Remember the guy on the Ed Sullivan Show who would dazzle the audience with his ability to spin plates, cups, and bowls on dowels? Eric Brenn’s talents were the perfect symbol for this recovering Type A+ workaholic and overachiever. I have been able to balance work and play, housekeeping, bill paying, income earning, traveling, caregiving with sometimes astounding skill. Despite those accomplishments, I still doubt that I am as capable and competent as that would indicate. No matter how much feedback I receive, I often feel that I need to maintain that pace or I would fall short or at least drop a few plates. Not sure where that whirlwind originated but it has been a nearly constant companion for as long as I can recall. On any given day, I can be found teaching, writing, counseling, networking, promoting, and creating. Call it an occupational hazard, since as a Social Worker I have, of necessity, needed to be on the phone and documenting at the same time.
A few days ago, I was sitting with tiny humans (3-4 year-olds) teaching mindfulness and yoga. My job was to help them slow down the chattering monkey mind. Thing is, in order for them to learn it, I needed to model it. Even as I was doing so, I was immersed in an awareness that I had to keep them entertained and attentive. Not so mindful. At least they laughed and smiled and hugged me afterward. Nothing like being hug swarmed by kiddos. The perfect reward.
As the mother of a now 31-year-old son, I have been called on to keep those plates spinning as well. It meant working a full-time job and a few part-time jobs and raising him as a single parent since I was widowed when he was 11. There were times when I wondered whether I had the skills to do it all.

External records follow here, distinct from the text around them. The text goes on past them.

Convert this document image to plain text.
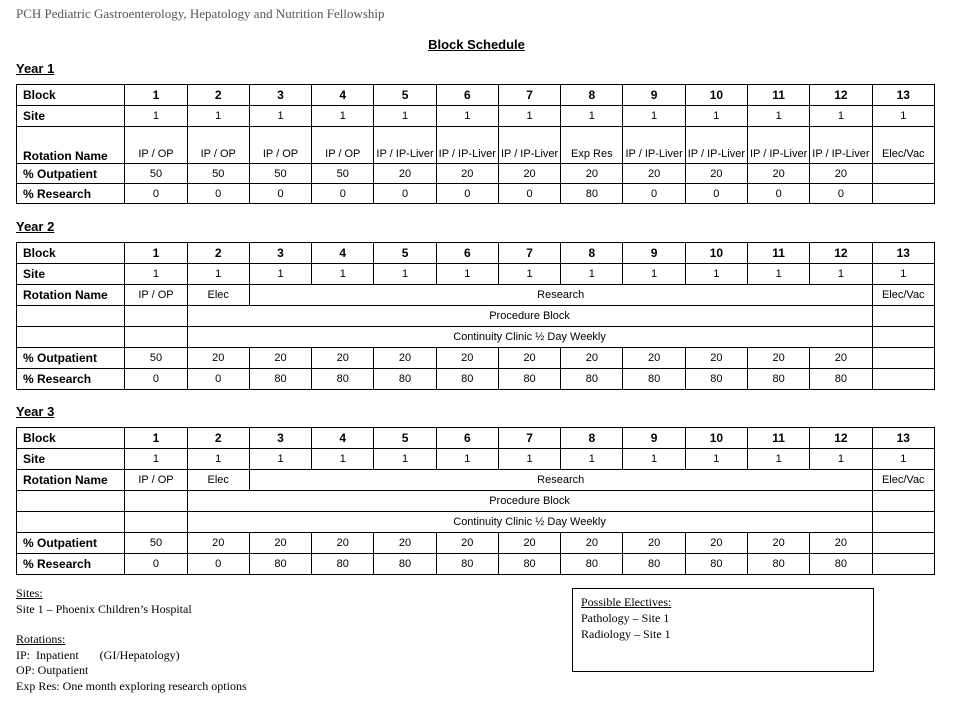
PCH Pediatric Gastroenterology, Hepatology and Nutrition Fellowship
Block Schedule
Year 1
Block	1	2	3	4	5	6	7	8	9	10	11	12	13
Site	1	1	1	1	1	1	1	1	1	1	1	1	1
Rotation Name	IP / OP	IP / OP	IP / OP	IP / OP	IP / IP-Liver	IP / IP-Liver	IP / IP-Liver	Exp Res	IP / IP-Liver	IP / IP-Liver	IP / IP-Liver	IP / IP-Liver	Elec/Vac
% Outpatient	50	50	50	50	20	20	20	20	20	20	20	20	
% Research	0	0	0	0	0	0	0	80	0	0	0	0	
Year 2
Block	1	2	3	4	5	6	7	8	9	10	11	12	13
Site	1	1	1	1	1	1	1	1	1	1	1	1	1
Rotation Name	IP / OP	Elec	Research										Elec/Vac
		Procedure Block											
		Continuity Clinic ½ Day Weekly											
% Outpatient	50	20	20	20	20	20	20	20	20	20	20	20	
% Research	0	0	80	80	80	80	80	80	80	80	80	80	
Year 3
Block	1	2	3	4	5	6	7	8	9	10	11	12	13
Site	1	1	1	1	1	1	1	1	1	1	1	1	1
Rotation Name	IP / OP	Elec	Research										Elec/Vac
		Procedure Block											
		Continuity Clinic ½ Day Weekly											
% Outpatient	50	20	20	20	20	20	20	20	20	20	20	20	
% Research	0	0	80	80	80	80	80	80	80	80	80	80	
Sites:
Site 1 – Phoenix Children’s Hospital
Rotations:
IP:  Inpatient       (GI/Hepatology)
OP: Outpatient
Exp Res: One month exploring research options
Possible Electives:
Pathology – Site 1
Radiology – Site 1
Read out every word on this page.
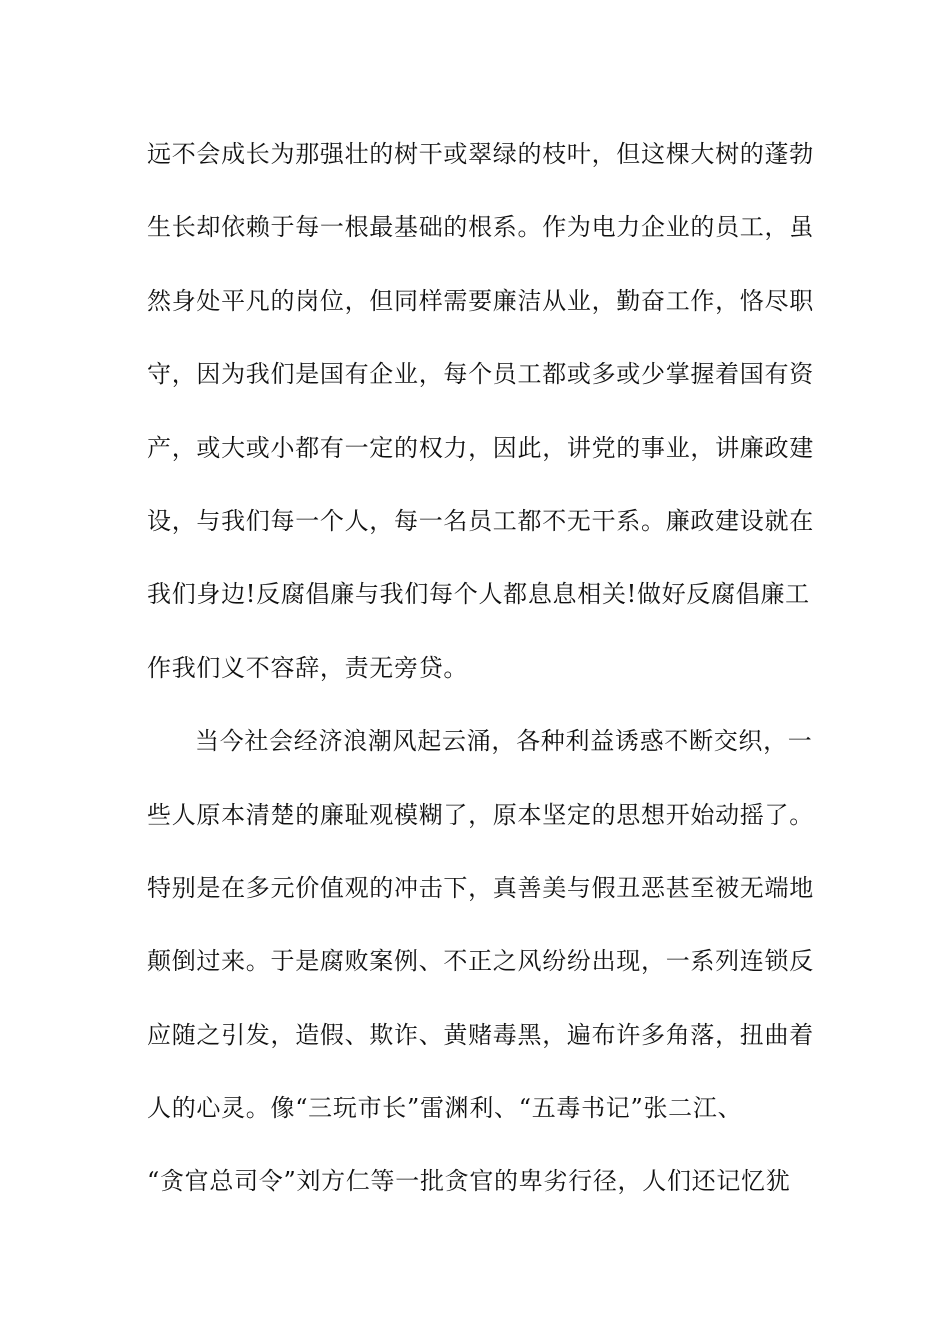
远不会成长为那强壮的树干或翠绿的枝叶，但这棵大树的蓬勃
生长却依赖于每一根最基础的根系。作为电力企业的员工，虽
然身处平凡的岗位，但同样需要廉洁从业，勤奋工作，恪尽职
守，因为我们是国有企业，每个员工都或多或少掌握着国有资
产，或大或小都有一定的权力，因此，讲党的事业，讲廉政建
设，与我们每一个人，每一名员工都不无干系。廉政建设就在
我们身边!反腐倡廉与我们每个人都息息相关!做好反腐倡廉工
作我们义不容辞，责无旁贷。
当今社会经济浪潮风起云涌，各种利益诱惑不断交织，一
些人原本清楚的廉耻观模糊了，原本坚定的思想开始动摇了。
特别是在多元价值观的冲击下，真善美与假丑恶甚至被无端地
颠倒过来。于是腐败案例、不正之风纷纷出现，一系列连锁反
应随之引发，造假、欺诈、黄赌毒黑，遍布许多角落，扭曲着
人的心灵。像“三玩市长”雷渊利、“五毒书记”张二江、
“贪官总司令”刘方仁等一批贪官的卑劣行径，人们还记忆犹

I was watching my favorite show, This Is Us (season finale tear jerker) and a particularly poignant scene occurred between Kate who had just given birth to a micro-preemie and Rebecca the family matriarch who came to stay with Kate and Toby and help care for her new grandson. Rebecca had been helicoptering with her daughter and baby Jack (so named for her husband who had died tragically when her children were 17) since he had serious health issues. She took copious notes as dictated by the nurse in the NICU so that the family could provide for him once he was discharged from the hospital. Kate felt her power was being usurped. Rebecca, feeling rejected, left to lick her wounds. Shortly after, Kate experienced remorse and went home to talk with her mother. There came a speech that had Kate acknowledging that she idealized Rebecca’s mothering skills since she always seemed to know what to do and Kate felt inept and in her shadow. She used the term “Rebecca Pearson Magic.” I cried when I heard that since I could easily have said that about my mother Selma. She too always seemed to have the answers and was a consummate problem solver and yes, multi-tasker, who raised my sister and me with my father, worked several part-time jobs when we were young and then a full-time job when we were old enough to be latchkey kids. She also volunteered in our community, had a social life and an exquisite marriage. I, on the other hand, felt like I sometimes stumbled through parenting and could never match up to my own maternal expectations. I often imagined being able to do it all with the grace and ease that my mother seemed to embody. As Adam approaches 32, I am cutting myself some slack and I think he has let me off the hook for my missteps. He has a good life, the kind any mother would be proud of. He is married to the love of his life, they have a beautiful home, wonderful friends, he has a job he enjoys and has gotten good at what my daughter-in-law calls #adulting.
I polled my mother-friends about their ability to do it all, to the best of their abilities.
“I did in my 20’s and 30’s. Full-time career, home responsibilities, after-school activity, and a whole lotta coffee !!! I’ m grateful I was a lot younger. Could not see me doing all I did later in life! Yet I signed up for it!”
“With kids with medical issues, I couldn’t. I left my work in January. I miss it sometimes, but everyone is happier.”
“Minimal sleep and lots of self-care and balance.”
“I was a single parent for a long time. Even when I married, I was still a single parent. She was always my responsibility. I’m going to say powerful Maternal Instincts, perseverance, and help from my Mom.”